Mais le cœur de l'ouvrage réside bien sûr dans le choix de l'investissement politique à la suite des événements de mai 1968. Attiré par le sérieux et la rigueur, sinon l'intangibilité, de l'OCI (avec son refus d'être à la marge lié au souci d'apparaître comme une composante pleine et entière du mouvement ouvrier), Benjamin Stora intègre l'organisation et en gravit peu à peu les échelons : en 1973, il est permanent et responsable du travail lycéen, puis membre du Bureau national de l'AJS (Alliance des jeunes pour le socialisme) ; en 1975, responsable de la région parisienne pour l'AJS ; en 1976, responsable de l'AER (Alliance des étudiants révolutionnaires). Et en 1977, il intègre le Comité central de l'OCI, lieu de rencontre de trois générations militantes, dont il fera partie jusqu'en 1984, au moment de l'exclusion de Stéphane Just, un des dirigeants historiques de l'organisation, qui le marqua profondément. La même année, il était devenu le responsable national du travail étudiant, et de 1978 à 1982, il fut en charge de la région Picardie. Tout en retraçant ce parcours, Benjamin Stora évoque certains des aspects du trotskysme de l'OCI les plus caractéristiques, un rapport ambigu à la violence, l'importance des objectifs chiffrés, le contrôle centralisé de la vie des cellules, etc...

Il retrace également sa prise de distance très progressive vis-à-vis de l'organisation, l'insinuation du doute comme lors de l'affaire Varga, un dirigeant venu d'Europe de l'est, et des violences exercées contre ses partisans ou avec l'exclusion de Charles Berg, alors trésorier de l'OCI, son opposition au vote Mitterrand dès le premier tour des élections présidentielles de 1981, et l'étape essentielle de son abandon du poste de permanent politique à la fin de cette même année, au moment de la transformation de l'OCI en PCI. La naissance de sa fille en 1979 joua aussi un rôle dans cette volonté d'insertion sociale extra-politique, qui passa par l'entrée dans le monde universitaire avec la soutenance de deux thèses, d'histoire et de sociologie. Quant à la rupture proprement dite, elle s'inscrit dans un mouvement d'ensemble qui entraîna toute une part de cette génération des années 70 en direction principalement de l'étape très hétérogène de Convergence(s) socialiste(s) (voir le travail de Guillaume Trèves, Du trotskysme au parti socialiste : rencontres et ruptures dans la jeunesse autour des années quatre-vingt, mémoire, IEP de Paris, 1992). A cet égard, on peut néanmoins contester le titre choisi pour l'ouvrage, dans la mesure où d'une part il est difficile de mesurer dans l'état actuel des travaux l'ampleur réelle de l'investissement générationnel trotskyste de l'après-mai 68, et où d'autre part le mythe d'Octobre semble toujours jouer un rôle notable dans l'idéologie trotskyste, en particulier dans celle du CCI du PT…

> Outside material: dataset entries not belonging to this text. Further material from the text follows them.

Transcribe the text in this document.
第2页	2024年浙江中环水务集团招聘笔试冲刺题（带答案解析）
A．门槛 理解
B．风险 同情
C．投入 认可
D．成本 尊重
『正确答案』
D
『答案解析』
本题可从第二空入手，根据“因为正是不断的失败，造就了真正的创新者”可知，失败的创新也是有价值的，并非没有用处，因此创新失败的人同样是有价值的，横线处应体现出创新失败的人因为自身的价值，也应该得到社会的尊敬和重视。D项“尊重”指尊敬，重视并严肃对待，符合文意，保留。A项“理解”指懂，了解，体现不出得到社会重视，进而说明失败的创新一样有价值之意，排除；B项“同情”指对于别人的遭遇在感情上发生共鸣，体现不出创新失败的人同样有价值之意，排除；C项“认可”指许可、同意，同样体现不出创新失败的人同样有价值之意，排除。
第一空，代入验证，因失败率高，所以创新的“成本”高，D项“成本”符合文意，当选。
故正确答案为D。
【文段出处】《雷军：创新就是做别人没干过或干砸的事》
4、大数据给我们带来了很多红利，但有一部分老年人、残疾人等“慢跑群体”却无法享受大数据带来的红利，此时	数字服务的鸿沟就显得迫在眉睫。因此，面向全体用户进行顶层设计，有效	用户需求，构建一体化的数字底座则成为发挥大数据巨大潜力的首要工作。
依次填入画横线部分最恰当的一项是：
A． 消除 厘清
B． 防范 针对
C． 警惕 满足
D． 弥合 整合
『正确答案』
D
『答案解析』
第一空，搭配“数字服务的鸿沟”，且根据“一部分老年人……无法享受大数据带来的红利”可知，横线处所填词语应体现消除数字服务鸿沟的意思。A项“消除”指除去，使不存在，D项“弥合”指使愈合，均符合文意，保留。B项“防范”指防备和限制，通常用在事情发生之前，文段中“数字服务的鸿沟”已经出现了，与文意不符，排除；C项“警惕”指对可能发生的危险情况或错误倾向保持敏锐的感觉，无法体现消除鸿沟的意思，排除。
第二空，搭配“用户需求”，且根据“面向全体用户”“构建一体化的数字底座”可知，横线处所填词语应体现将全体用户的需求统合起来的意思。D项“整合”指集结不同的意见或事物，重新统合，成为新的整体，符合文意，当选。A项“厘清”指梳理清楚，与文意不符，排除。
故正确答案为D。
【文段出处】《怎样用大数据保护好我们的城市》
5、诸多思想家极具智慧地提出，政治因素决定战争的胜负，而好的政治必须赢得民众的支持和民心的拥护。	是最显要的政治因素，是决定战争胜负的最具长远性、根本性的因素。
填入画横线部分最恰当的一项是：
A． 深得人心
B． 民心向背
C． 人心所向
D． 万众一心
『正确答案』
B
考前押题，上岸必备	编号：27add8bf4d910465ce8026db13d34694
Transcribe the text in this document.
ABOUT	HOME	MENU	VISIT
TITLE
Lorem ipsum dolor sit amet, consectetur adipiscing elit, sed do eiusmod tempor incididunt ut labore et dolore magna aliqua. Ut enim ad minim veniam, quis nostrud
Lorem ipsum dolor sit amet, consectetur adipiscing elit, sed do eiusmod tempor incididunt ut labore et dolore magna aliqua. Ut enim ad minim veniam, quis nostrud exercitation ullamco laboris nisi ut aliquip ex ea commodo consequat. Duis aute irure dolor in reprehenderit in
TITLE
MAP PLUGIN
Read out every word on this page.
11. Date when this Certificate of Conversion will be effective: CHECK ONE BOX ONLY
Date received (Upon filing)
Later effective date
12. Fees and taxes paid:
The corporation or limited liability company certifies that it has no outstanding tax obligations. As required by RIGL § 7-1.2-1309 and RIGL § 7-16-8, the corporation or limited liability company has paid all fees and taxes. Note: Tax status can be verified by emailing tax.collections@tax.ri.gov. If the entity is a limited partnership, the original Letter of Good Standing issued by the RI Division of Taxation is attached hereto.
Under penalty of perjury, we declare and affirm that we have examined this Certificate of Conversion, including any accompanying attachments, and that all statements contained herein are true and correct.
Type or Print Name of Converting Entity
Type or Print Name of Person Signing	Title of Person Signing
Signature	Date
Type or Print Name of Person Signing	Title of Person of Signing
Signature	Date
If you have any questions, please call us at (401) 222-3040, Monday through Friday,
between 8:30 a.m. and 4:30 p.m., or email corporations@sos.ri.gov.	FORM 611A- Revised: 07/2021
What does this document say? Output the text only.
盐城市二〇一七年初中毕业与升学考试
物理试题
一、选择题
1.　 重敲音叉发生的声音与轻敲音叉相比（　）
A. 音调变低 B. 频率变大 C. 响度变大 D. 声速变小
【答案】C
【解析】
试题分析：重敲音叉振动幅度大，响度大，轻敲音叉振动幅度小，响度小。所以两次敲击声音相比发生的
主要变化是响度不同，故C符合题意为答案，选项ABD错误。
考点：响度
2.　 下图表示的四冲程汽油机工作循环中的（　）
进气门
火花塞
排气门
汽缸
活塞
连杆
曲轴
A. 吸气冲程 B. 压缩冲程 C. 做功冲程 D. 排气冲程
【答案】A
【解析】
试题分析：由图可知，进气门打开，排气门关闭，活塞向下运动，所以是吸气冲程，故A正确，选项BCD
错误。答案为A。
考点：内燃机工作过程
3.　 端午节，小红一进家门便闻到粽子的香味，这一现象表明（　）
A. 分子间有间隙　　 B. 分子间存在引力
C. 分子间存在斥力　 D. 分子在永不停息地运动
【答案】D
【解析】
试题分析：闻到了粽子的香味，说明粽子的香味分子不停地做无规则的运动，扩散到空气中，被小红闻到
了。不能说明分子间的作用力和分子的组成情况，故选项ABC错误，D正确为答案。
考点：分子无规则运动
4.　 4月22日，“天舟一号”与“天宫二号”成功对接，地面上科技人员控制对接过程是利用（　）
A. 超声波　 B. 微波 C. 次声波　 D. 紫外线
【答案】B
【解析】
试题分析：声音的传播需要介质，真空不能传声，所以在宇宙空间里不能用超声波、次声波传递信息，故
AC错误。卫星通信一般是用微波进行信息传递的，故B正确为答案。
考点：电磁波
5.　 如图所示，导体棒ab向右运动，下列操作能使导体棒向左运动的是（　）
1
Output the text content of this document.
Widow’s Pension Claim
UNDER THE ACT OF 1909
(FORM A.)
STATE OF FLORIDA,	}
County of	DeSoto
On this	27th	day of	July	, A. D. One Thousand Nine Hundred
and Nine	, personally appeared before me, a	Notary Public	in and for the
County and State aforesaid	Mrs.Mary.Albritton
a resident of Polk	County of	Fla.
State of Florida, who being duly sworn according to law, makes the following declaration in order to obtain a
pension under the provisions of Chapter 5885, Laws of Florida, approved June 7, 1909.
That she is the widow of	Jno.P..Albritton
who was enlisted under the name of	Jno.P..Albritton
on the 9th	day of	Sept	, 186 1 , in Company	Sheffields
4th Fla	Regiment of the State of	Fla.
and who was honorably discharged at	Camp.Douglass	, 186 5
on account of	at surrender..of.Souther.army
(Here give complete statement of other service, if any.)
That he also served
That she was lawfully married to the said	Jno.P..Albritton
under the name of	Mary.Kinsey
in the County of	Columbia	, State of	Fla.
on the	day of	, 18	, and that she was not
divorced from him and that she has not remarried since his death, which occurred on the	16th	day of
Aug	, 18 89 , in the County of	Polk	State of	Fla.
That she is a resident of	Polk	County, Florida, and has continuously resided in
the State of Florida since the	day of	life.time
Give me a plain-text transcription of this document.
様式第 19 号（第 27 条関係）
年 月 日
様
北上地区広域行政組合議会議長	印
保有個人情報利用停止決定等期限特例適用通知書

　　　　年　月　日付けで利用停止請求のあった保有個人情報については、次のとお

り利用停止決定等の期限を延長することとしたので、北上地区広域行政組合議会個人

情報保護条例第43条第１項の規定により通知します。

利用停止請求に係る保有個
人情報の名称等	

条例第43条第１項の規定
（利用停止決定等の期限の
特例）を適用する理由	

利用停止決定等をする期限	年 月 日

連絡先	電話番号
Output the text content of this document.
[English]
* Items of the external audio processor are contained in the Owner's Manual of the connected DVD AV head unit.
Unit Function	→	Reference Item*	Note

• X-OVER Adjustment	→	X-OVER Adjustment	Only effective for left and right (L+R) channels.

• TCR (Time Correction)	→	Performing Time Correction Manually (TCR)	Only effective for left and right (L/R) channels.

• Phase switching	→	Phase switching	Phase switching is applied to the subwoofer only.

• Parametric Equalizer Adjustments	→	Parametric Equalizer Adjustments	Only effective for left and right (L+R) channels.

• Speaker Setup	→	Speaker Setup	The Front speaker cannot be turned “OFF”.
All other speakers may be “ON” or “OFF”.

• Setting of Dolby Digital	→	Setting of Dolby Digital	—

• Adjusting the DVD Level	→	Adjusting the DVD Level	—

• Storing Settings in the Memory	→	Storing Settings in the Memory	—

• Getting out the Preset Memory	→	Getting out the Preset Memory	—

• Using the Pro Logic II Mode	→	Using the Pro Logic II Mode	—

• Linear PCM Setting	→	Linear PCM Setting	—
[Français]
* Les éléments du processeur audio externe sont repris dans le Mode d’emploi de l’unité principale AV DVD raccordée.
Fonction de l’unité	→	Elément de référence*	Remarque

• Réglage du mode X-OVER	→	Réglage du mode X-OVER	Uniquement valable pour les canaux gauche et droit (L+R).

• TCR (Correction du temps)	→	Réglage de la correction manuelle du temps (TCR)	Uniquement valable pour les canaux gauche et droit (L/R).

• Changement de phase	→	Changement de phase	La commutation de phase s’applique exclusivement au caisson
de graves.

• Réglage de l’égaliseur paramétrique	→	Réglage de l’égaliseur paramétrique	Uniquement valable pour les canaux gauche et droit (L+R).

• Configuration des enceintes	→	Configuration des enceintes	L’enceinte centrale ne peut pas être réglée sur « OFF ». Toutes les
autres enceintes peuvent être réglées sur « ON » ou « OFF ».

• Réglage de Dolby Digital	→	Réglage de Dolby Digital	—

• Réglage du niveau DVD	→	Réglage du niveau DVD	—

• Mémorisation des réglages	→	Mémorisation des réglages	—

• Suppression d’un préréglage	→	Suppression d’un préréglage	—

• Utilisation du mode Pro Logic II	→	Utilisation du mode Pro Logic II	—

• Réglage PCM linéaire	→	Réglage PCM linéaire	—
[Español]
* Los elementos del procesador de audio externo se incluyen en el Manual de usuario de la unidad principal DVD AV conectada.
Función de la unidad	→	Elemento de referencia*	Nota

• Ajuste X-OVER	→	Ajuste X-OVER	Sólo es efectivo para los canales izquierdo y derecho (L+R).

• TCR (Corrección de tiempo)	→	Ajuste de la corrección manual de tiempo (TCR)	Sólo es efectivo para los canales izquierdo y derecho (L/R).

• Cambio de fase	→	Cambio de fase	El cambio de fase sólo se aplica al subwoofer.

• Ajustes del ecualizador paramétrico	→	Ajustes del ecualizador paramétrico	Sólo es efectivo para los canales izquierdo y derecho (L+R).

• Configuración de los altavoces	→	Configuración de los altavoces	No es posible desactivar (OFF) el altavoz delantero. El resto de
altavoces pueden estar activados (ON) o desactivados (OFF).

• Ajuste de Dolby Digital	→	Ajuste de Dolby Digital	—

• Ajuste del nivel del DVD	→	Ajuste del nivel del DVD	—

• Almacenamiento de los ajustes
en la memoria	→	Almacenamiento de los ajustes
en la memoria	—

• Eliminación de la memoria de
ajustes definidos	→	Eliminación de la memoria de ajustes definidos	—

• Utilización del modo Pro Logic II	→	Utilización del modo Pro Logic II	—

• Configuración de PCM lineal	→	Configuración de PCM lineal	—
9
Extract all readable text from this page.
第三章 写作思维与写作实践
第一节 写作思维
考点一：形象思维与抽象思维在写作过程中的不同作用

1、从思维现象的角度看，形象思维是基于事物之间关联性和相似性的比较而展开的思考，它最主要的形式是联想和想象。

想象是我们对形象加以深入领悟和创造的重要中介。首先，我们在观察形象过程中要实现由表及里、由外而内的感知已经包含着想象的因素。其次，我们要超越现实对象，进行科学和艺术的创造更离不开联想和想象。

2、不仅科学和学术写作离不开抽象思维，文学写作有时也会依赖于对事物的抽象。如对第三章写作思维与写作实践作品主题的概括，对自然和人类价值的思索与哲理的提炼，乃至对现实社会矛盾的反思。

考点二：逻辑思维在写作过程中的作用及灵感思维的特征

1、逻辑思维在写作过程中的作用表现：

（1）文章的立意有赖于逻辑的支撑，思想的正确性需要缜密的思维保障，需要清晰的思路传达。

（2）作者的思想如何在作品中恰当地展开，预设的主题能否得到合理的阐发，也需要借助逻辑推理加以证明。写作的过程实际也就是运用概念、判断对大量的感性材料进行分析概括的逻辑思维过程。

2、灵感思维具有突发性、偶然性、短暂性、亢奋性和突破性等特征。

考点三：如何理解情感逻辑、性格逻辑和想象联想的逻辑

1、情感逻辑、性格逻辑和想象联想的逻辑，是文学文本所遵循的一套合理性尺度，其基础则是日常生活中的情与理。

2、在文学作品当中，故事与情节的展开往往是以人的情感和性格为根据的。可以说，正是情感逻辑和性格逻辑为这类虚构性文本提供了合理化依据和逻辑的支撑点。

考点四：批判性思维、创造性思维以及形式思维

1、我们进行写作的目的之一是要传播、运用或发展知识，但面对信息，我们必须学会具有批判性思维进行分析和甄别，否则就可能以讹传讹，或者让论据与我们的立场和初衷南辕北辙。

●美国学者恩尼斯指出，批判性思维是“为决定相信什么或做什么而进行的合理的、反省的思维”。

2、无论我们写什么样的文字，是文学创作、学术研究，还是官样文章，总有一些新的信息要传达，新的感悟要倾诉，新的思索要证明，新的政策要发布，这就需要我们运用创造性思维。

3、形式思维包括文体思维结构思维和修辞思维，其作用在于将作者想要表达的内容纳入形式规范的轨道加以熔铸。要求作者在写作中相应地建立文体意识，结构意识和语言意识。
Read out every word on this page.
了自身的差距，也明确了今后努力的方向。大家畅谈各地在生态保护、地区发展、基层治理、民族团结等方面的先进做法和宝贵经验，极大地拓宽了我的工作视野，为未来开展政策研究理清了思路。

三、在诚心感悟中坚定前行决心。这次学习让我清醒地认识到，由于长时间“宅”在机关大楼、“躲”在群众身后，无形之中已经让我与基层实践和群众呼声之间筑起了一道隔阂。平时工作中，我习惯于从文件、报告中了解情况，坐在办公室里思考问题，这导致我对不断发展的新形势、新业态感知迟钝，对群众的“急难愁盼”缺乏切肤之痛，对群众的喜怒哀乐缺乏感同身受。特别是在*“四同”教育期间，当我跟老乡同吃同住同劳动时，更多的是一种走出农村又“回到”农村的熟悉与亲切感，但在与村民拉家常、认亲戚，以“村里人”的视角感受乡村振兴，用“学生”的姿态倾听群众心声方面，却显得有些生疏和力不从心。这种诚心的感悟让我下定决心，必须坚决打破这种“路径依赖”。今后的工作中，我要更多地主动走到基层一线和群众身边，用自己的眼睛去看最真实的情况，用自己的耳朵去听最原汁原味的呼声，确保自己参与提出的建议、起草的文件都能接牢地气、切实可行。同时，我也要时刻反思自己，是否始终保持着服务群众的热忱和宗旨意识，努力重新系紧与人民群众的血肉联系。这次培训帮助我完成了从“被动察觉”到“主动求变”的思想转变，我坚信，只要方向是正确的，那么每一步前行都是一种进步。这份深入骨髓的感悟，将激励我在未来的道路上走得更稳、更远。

Ecrit sans réelle acrimonie et volonté polémique, mais avec un indéniable sens critique dans ce retour sur son passé, le témoignage de Benjamin Stora constitue un élément incontournable pour qui s'intéresse à ce courant du trotskysme, même si l'auteur effectue un grand écart entre l'étude historique (il confirme ainsi que la scission de la LCR en 1979 fut aidée par l'OCI, et estime que la moindre visibilité de l'OCI dans l'opinion publique résultait, dans les années 70 tout au moins, de l'absence de communication de la part de l'organisation elle-même) et l'autobiographie, au bénéfice de cette dernière…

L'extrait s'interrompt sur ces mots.